Outre le travail, durant toutes ces années, le couple s’est fabriqué des souvenirs familiaux et ont sillonné le monde: Italie, Espagne, Allemagne, Autriche, l’Ouest américain, le Québec, etc. Rien avec de grandes chambres de luxe, mais des expéditions à vélo, dans de petites auberges à découvrir souvent avec un sac à dos. C’est de cette façon qu’elle retrouve son côté nomade et aventurière et que les deux se sont appréciés. «On apprend en vivant les choses, en expérimentant», de dire celle qui a transmis plusieurs de ses passions à sa progéniture.
À 40 ans, les cloches sonnent pour Louise Gendron, qui aspire à rester jeune et en santé longtemps. Elle se lance le défi d’un 1er marathon. «Je n’y croyais pas vraiment, je ne pensais jamais être capable de faire un marathon. Ce n’était pas encore la folie furieuse des femmes qui font du jogging, évoque-t-elle. Les défis de vitesse, ce n’était pas mon fort. Moi, c’est l’endurance. J’ai une humeur assez stable, mais quand j’ai terminé mon 1er marathon à Chicago, j’ai pleuré. J’étais une fontaine d’émotions. J’étais tellement contente de l’avoir fait.»

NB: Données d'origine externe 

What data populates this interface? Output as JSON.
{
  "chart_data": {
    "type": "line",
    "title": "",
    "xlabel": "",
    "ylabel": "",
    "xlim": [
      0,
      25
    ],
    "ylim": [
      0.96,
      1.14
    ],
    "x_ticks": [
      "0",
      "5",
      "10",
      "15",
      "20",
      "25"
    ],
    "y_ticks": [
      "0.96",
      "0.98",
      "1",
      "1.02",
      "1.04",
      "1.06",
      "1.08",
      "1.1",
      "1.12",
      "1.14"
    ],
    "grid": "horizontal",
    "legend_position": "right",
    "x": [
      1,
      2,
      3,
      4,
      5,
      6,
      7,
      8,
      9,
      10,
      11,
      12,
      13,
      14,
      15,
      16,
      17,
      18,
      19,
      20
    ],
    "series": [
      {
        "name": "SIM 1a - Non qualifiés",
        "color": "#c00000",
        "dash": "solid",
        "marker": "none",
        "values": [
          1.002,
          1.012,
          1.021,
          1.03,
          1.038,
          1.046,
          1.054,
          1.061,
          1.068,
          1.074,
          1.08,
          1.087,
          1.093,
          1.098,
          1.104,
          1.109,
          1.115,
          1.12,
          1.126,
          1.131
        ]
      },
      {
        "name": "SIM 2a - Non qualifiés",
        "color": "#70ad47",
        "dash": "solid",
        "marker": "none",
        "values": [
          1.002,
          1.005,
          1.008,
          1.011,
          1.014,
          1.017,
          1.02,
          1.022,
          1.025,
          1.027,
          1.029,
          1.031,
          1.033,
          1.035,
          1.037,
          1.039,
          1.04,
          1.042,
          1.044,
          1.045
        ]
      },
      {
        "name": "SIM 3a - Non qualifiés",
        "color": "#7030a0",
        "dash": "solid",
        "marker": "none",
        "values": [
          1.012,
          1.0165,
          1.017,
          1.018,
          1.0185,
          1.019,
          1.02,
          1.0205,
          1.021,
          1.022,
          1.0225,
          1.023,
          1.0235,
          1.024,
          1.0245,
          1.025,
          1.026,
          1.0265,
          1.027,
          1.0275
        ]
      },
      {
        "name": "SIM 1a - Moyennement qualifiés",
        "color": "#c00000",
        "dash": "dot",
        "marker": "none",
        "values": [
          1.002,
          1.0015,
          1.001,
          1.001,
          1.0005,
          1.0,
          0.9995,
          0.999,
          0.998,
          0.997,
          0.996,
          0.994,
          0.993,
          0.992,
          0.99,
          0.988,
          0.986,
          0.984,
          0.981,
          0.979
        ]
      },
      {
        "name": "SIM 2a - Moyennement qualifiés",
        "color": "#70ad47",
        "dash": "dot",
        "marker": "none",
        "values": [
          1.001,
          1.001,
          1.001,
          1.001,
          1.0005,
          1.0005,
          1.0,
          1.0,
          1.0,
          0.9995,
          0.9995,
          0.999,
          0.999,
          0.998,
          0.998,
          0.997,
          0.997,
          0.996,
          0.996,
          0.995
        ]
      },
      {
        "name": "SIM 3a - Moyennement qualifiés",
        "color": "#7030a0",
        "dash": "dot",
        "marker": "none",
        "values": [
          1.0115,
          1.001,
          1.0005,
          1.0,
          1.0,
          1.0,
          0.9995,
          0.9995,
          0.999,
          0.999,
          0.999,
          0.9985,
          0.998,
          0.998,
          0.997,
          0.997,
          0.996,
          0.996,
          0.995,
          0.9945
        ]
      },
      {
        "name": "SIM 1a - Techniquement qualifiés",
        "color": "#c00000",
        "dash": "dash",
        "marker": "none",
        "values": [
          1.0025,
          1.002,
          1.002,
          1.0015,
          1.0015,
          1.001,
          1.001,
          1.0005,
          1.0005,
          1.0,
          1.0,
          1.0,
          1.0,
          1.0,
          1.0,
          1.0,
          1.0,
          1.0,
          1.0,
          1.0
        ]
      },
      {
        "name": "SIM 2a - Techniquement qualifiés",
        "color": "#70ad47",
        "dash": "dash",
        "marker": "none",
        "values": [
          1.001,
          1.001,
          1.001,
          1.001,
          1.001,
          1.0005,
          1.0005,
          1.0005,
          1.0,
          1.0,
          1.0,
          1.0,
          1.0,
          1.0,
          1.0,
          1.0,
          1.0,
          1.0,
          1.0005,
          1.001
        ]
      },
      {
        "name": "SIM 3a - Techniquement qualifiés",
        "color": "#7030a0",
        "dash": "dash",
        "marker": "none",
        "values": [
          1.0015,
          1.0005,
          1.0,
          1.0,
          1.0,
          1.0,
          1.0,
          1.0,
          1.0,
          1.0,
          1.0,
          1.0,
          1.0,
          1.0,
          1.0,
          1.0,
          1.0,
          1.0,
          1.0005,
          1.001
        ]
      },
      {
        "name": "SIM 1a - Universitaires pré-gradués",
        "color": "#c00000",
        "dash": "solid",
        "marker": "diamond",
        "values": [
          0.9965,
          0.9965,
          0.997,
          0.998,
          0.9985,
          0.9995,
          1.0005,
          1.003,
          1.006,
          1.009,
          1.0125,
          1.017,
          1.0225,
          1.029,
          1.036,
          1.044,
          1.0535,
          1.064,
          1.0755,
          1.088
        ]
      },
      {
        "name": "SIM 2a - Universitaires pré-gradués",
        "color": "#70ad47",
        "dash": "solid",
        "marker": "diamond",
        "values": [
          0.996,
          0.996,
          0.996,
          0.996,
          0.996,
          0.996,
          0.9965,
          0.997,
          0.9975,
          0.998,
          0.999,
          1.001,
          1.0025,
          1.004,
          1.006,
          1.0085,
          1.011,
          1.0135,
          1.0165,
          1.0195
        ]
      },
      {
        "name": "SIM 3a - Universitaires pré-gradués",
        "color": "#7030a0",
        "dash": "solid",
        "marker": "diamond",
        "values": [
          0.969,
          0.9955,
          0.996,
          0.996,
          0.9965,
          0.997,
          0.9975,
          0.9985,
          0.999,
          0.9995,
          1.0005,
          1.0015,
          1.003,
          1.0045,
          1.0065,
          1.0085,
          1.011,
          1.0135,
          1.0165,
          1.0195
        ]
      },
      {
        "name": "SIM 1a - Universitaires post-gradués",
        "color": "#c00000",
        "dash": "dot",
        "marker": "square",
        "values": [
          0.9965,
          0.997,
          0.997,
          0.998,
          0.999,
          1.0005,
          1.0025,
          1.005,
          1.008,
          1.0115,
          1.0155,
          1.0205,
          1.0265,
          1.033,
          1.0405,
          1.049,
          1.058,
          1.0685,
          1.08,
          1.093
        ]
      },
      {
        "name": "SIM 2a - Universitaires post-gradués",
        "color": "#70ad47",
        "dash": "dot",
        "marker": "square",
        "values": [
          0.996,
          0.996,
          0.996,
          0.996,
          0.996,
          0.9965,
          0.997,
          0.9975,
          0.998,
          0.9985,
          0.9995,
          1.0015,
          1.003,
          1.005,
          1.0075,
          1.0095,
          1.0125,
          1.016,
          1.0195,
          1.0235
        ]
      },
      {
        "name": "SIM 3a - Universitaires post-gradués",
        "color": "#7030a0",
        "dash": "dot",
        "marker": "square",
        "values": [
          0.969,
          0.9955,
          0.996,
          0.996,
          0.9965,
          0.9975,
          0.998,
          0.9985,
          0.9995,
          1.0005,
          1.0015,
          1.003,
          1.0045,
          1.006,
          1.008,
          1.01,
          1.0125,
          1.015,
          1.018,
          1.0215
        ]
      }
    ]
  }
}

Elle qui ne fait rien à moitié fait aussi partie de la trentaine de femmes à avoir réalisé le défi coureur des bois OR du Marathon Canadien de ski de fond, qui consiste à parcourir 160 km sur deux jours avec un sac à dos de 5 kilos et en couchant à la belle étoile durant une nuit. Les fondeurs sont accueillis au campement par une équipe de cadet de l’armée qui leur fournit deux ballots de paille, de l’eau bouillante et des toilettes sèches. «C’est un camping de luxe!, clame-t-elle. On a chacun notre feu et ce sont les jeunes qui l’alimentent toute la nuit!» Après la quarantaine, Louise Gendron ne l’a pas fait qu’une fois, mais bien 5 fois, entraînant aussi certains de ses enfants dans son sillon.

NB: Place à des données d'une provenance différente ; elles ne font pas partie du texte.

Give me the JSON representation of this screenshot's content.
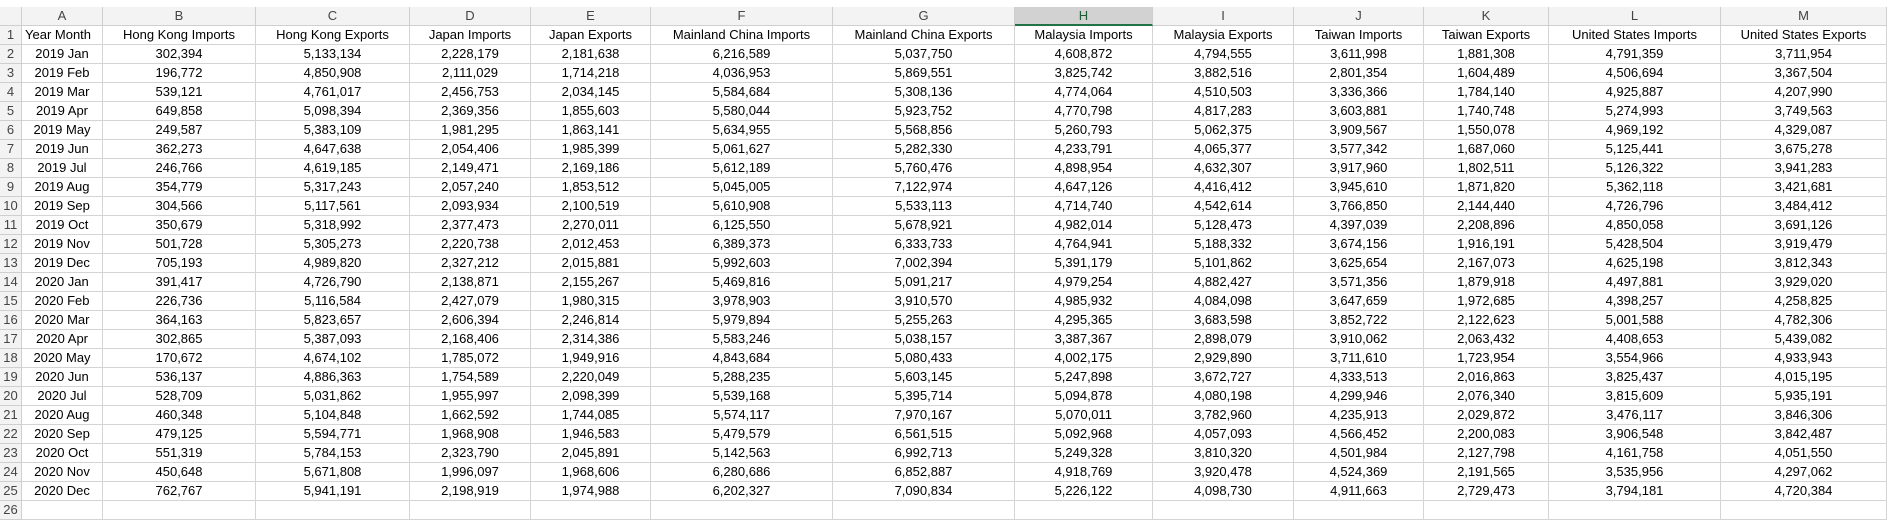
{
  "column_letters": [
    "A",
    "B",
    "C",
    "D",
    "E",
    "F",
    "G",
    "H",
    "I",
    "J",
    "K",
    "L",
    "M"
  ],
  "row_numbers": [
    1,
    2,
    3,
    4,
    5,
    6,
    7,
    8,
    9,
    10,
    11,
    12,
    13,
    14,
    15,
    16,
    17,
    18,
    19,
    20,
    21,
    22,
    23,
    24,
    25,
    26
  ],
  "table": {
    "header": [
      "Year  Month",
      "Hong Kong Imports",
      "Hong Kong Exports",
      "Japan Imports",
      "Japan Exports",
      "Mainland China Imports",
      "Mainland China Exports",
      "Malaysia Imports",
      "Malaysia Exports",
      "Taiwan Imports",
      "Taiwan Exports",
      "United States Imports",
      "United States Exports"
    ],
    "rows": [
      [
        "2019 Jan",
        "302,394",
        "5,133,134",
        "2,228,179",
        "2,181,638",
        "6,216,589",
        "5,037,750",
        "4,608,872",
        "4,794,555",
        "3,611,998",
        "1,881,308",
        "4,791,359",
        "3,711,954"
      ],
      [
        "2019 Feb",
        "196,772",
        "4,850,908",
        "2,111,029",
        "1,714,218",
        "4,036,953",
        "5,869,551",
        "3,825,742",
        "3,882,516",
        "2,801,354",
        "1,604,489",
        "4,506,694",
        "3,367,504"
      ],
      [
        "2019 Mar",
        "539,121",
        "4,761,017",
        "2,456,753",
        "2,034,145",
        "5,584,684",
        "5,308,136",
        "4,774,064",
        "4,510,503",
        "3,336,366",
        "1,784,140",
        "4,925,887",
        "4,207,990"
      ],
      [
        "2019 Apr",
        "649,858",
        "5,098,394",
        "2,369,356",
        "1,855,603",
        "5,580,044",
        "5,923,752",
        "4,770,798",
        "4,817,283",
        "3,603,881",
        "1,740,748",
        "5,274,993",
        "3,749,563"
      ],
      [
        "2019 May",
        "249,587",
        "5,383,109",
        "1,981,295",
        "1,863,141",
        "5,634,955",
        "5,568,856",
        "5,260,793",
        "5,062,375",
        "3,909,567",
        "1,550,078",
        "4,969,192",
        "4,329,087"
      ],
      [
        "2019 Jun",
        "362,273",
        "4,647,638",
        "2,054,406",
        "1,985,399",
        "5,061,627",
        "5,282,330",
        "4,233,791",
        "4,065,377",
        "3,577,342",
        "1,687,060",
        "5,125,441",
        "3,675,278"
      ],
      [
        "2019 Jul",
        "246,766",
        "4,619,185",
        "2,149,471",
        "2,169,186",
        "5,612,189",
        "5,760,476",
        "4,898,954",
        "4,632,307",
        "3,917,960",
        "1,802,511",
        "5,126,322",
        "3,941,283"
      ],
      [
        "2019 Aug",
        "354,779",
        "5,317,243",
        "2,057,240",
        "1,853,512",
        "5,045,005",
        "7,122,974",
        "4,647,126",
        "4,416,412",
        "3,945,610",
        "1,871,820",
        "5,362,118",
        "3,421,681"
      ],
      [
        "2019 Sep",
        "304,566",
        "5,117,561",
        "2,093,934",
        "2,100,519",
        "5,610,908",
        "5,533,113",
        "4,714,740",
        "4,542,614",
        "3,766,850",
        "2,144,440",
        "4,726,796",
        "3,484,412"
      ],
      [
        "2019 Oct",
        "350,679",
        "5,318,992",
        "2,377,473",
        "2,270,011",
        "6,125,550",
        "5,678,921",
        "4,982,014",
        "5,128,473",
        "4,397,039",
        "2,208,896",
        "4,850,058",
        "3,691,126"
      ],
      [
        "2019 Nov",
        "501,728",
        "5,305,273",
        "2,220,738",
        "2,012,453",
        "6,389,373",
        "6,333,733",
        "4,764,941",
        "5,188,332",
        "3,674,156",
        "1,916,191",
        "5,428,504",
        "3,919,479"
      ],
      [
        "2019 Dec",
        "705,193",
        "4,989,820",
        "2,327,212",
        "2,015,881",
        "5,992,603",
        "7,002,394",
        "5,391,179",
        "5,101,862",
        "3,625,654",
        "2,167,073",
        "4,625,198",
        "3,812,343"
      ],
      [
        "2020 Jan",
        "391,417",
        "4,726,790",
        "2,138,871",
        "2,155,267",
        "5,469,816",
        "5,091,217",
        "4,979,254",
        "4,882,427",
        "3,571,356",
        "1,879,918",
        "4,497,881",
        "3,929,020"
      ],
      [
        "2020 Feb",
        "226,736",
        "5,116,584",
        "2,427,079",
        "1,980,315",
        "3,978,903",
        "3,910,570",
        "4,985,932",
        "4,084,098",
        "3,647,659",
        "1,972,685",
        "4,398,257",
        "4,258,825"
      ],
      [
        "2020 Mar",
        "364,163",
        "5,823,657",
        "2,606,394",
        "2,246,814",
        "5,979,894",
        "5,255,263",
        "4,295,365",
        "3,683,598",
        "3,852,722",
        "2,122,623",
        "5,001,588",
        "4,782,306"
      ],
      [
        "2020 Apr",
        "302,865",
        "5,387,093",
        "2,168,406",
        "2,314,386",
        "5,583,246",
        "5,038,157",
        "3,387,367",
        "2,898,079",
        "3,910,062",
        "2,063,432",
        "4,408,653",
        "5,439,082"
      ],
      [
        "2020 May",
        "170,672",
        "4,674,102",
        "1,785,072",
        "1,949,916",
        "4,843,684",
        "5,080,433",
        "4,002,175",
        "2,929,890",
        "3,711,610",
        "1,723,954",
        "3,554,966",
        "4,933,943"
      ],
      [
        "2020 Jun",
        "536,137",
        "4,886,363",
        "1,754,589",
        "2,220,049",
        "5,288,235",
        "5,603,145",
        "5,247,898",
        "3,672,727",
        "4,333,513",
        "2,016,863",
        "3,825,437",
        "4,015,195"
      ],
      [
        "2020 Jul",
        "528,709",
        "5,031,862",
        "1,955,997",
        "2,098,399",
        "5,539,168",
        "5,395,714",
        "5,094,878",
        "4,080,198",
        "4,299,946",
        "2,076,340",
        "3,815,609",
        "5,935,191"
      ],
      [
        "2020 Aug",
        "460,348",
        "5,104,848",
        "1,662,592",
        "1,744,085",
        "5,574,117",
        "7,970,167",
        "5,070,011",
        "3,782,960",
        "4,235,913",
        "2,029,872",
        "3,476,117",
        "3,846,306"
      ],
      [
        "2020 Sep",
        "479,125",
        "5,594,771",
        "1,968,908",
        "1,946,583",
        "5,479,579",
        "6,561,515",
        "5,092,968",
        "4,057,093",
        "4,566,452",
        "2,200,083",
        "3,906,548",
        "3,842,487"
      ],
      [
        "2020 Oct",
        "551,319",
        "5,784,153",
        "2,323,790",
        "2,045,891",
        "5,142,563",
        "6,992,713",
        "5,249,328",
        "3,810,320",
        "4,501,984",
        "2,127,798",
        "4,161,758",
        "4,051,550"
      ],
      [
        "2020 Nov",
        "450,648",
        "5,671,808",
        "1,996,097",
        "1,968,606",
        "6,280,686",
        "6,852,887",
        "4,918,769",
        "3,920,478",
        "4,524,369",
        "2,191,565",
        "3,535,956",
        "4,297,062"
      ],
      [
        "2020 Dec",
        "762,767",
        "5,941,191",
        "2,198,919",
        "1,974,988",
        "6,202,327",
        "7,090,834",
        "5,226,122",
        "4,098,730",
        "4,911,663",
        "2,729,473",
        "3,794,181",
        "4,720,384"
      ]
    ]
  }
}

Cette dernière année de pandémie pour Louise Gendron en a été une de spectatrice. Elle a perdu sa mère au début du printemps 2020 la laissant un peu loin de tous ses exploits. «Pour une première fois, j’ai mis les rames dans le canot et je me suis laissé aller, décrit-elle de sa douce voix. Il n’y a pas de raccourci dans ces histoires-là, on n’a pas le choix.»
Tranquillement, elle reprend pied. Elle voit sa fille qui, malgré un accident de cheval qui aurait pu être fatal, se réaliser dans la massothérapie et profite de ses cinq petits-enfants alors qu’elle a reçu un vaccin en janvier dernier.
Si vous rêvez de la croiser, embarquez sur une rivière de la région ou parcourez les sentiers de ski de fond des Laurentides parce qu’elle est déterminée à prendre sa retraite cet été et de profiter de la vie comme lorsqu’elle était enfant et qu’elle parlait déjà aux arbres.